If all performance toys with the boundaries of public and private space, Ladies & Gents, currently playing at (yes) the public bathrooms by the Bethesda Fountain in Central Park, does so with a unique impudence. It’s site specific theater at its cheekiest. Publicity materials bill the Irish play, an Edinburgh Fringe Festival hit, as a “live noir thriller” and indeed, moments of the production are truly frightening. It’s hard to imagine the play’s chills sweeping over its audiences were they seated in a cozy proscenium or black box. In a lesser production, the public-bathrooms-as-theatrical-stage concept would be a cute gimmick. In Ladies & Gents , written and directed by Paul Walker, it is crucial to the performance.
Ladies & Gents is a production ripe with ambiguities. The location feels at once dirty and dank (the cavernous public toilets are dimly lit by Sinead McKenna’s effectively earie light design) yet grandiosely gorgeous (the Bethesda Fountain, not to mention Central Park, rivals any Broadway house in terms of presentational beauty). A period piece (it’s based on a 1957 Dublin tabloid scandal), the play is fortuitously prescient (the scandal centers on tawdry politicians caught with prostitutes). Such dichotomies smoothly support the plot, which deals with double standards of class and gender in a society whose sharp social stratification leads to twin dangers of repressed desire and remorseless fury.

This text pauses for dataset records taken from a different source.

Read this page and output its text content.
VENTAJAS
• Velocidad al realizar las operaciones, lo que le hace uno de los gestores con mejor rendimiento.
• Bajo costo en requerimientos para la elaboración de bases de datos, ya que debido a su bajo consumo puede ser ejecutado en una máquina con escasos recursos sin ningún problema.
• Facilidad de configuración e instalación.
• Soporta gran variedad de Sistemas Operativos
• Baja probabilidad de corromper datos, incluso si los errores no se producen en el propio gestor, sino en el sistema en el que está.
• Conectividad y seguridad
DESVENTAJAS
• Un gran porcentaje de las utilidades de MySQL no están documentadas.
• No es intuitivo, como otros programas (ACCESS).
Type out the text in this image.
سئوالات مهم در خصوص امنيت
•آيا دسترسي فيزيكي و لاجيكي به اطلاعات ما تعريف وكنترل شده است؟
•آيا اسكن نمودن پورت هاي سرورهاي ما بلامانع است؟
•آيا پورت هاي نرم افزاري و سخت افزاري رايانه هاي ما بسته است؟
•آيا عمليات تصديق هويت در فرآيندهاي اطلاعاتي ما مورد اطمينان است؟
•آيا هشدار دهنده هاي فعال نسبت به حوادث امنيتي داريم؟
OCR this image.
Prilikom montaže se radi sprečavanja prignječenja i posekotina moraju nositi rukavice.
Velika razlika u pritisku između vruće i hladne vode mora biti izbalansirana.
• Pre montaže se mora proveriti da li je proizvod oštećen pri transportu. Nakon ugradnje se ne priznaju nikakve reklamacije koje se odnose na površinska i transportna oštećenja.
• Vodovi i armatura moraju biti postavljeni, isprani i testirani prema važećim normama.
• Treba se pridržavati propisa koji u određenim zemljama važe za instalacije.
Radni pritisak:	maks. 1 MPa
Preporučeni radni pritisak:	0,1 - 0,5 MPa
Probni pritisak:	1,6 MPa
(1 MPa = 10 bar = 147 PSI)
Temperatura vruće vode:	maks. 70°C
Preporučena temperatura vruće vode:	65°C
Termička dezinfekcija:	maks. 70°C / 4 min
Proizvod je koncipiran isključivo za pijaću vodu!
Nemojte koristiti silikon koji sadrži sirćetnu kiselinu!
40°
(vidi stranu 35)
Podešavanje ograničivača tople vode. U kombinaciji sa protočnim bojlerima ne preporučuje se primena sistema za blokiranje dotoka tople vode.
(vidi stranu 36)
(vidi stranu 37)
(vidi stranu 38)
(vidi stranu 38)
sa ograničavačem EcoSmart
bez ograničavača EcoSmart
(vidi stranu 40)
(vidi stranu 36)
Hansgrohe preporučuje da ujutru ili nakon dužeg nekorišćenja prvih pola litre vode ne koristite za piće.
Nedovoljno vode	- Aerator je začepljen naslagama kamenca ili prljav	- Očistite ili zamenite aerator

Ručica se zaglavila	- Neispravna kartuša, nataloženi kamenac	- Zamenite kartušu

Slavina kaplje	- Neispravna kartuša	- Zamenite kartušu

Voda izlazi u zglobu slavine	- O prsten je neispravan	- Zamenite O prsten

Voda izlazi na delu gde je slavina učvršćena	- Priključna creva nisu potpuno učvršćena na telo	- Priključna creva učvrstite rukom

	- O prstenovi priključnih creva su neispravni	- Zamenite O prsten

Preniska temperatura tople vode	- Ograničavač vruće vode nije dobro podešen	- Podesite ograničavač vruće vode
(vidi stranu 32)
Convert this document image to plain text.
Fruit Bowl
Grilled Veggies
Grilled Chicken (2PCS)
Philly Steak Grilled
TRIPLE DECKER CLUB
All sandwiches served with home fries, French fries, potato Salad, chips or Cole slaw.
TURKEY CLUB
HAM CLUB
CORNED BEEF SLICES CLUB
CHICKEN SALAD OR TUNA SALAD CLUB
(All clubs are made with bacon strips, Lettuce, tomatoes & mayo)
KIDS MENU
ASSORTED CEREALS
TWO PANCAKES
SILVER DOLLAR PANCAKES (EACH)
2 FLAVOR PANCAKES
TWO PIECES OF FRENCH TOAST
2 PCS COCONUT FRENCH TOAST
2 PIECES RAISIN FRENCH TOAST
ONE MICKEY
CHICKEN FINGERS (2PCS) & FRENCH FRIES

The disciplined ensemble masters naturalism necessary for a thriller that places actors literally a breath away from the audience. At the same time, they never sacrifice an otherworldliness appropriate both to the period of the piece and to the noir genre. The actors’ success is no small feat: the production requires them to run each scene six times over the course of a single evening.
Ladies & Gents embraces variables from the first moments of the production, when audience members are handed colored slips of paper. Black paper indicates beginning the performance in the men’s room; white paper the ladies’ room. After approximately twenty minutes, each scene concludes and audiences switch bathrooms in order to see the other scene. Both of the scenes raise questions which the subsequent scene answers. Still, the order in which audiences view the scenes inherently affects their experience of the production, going so far as to potentially alter how scary the thriller really is.
But the variables welcomed by the performance experiment don’t end with running order. To name a few: how does the seven o’clock performance, with the sun not yet set, differ from the nine o’clock, when the park is empty? How would rain affect the production? Snow? How might theatre-goers whose groups are split by the colored cards perceive the play differently than couples watching the play together? Is a men’s room filled predominantly with women different from a group made up of mostly men?
Although these issues will likely be explored many times over the course of the play’s two-week run, the performance space is small: only the actors will learn the answers first-hand. They will have earned the knowledge. Everyone else will have to be satisfied by a single performance. When that performance is a sharp, polished play staged in public bathroom, it’s hard not to be.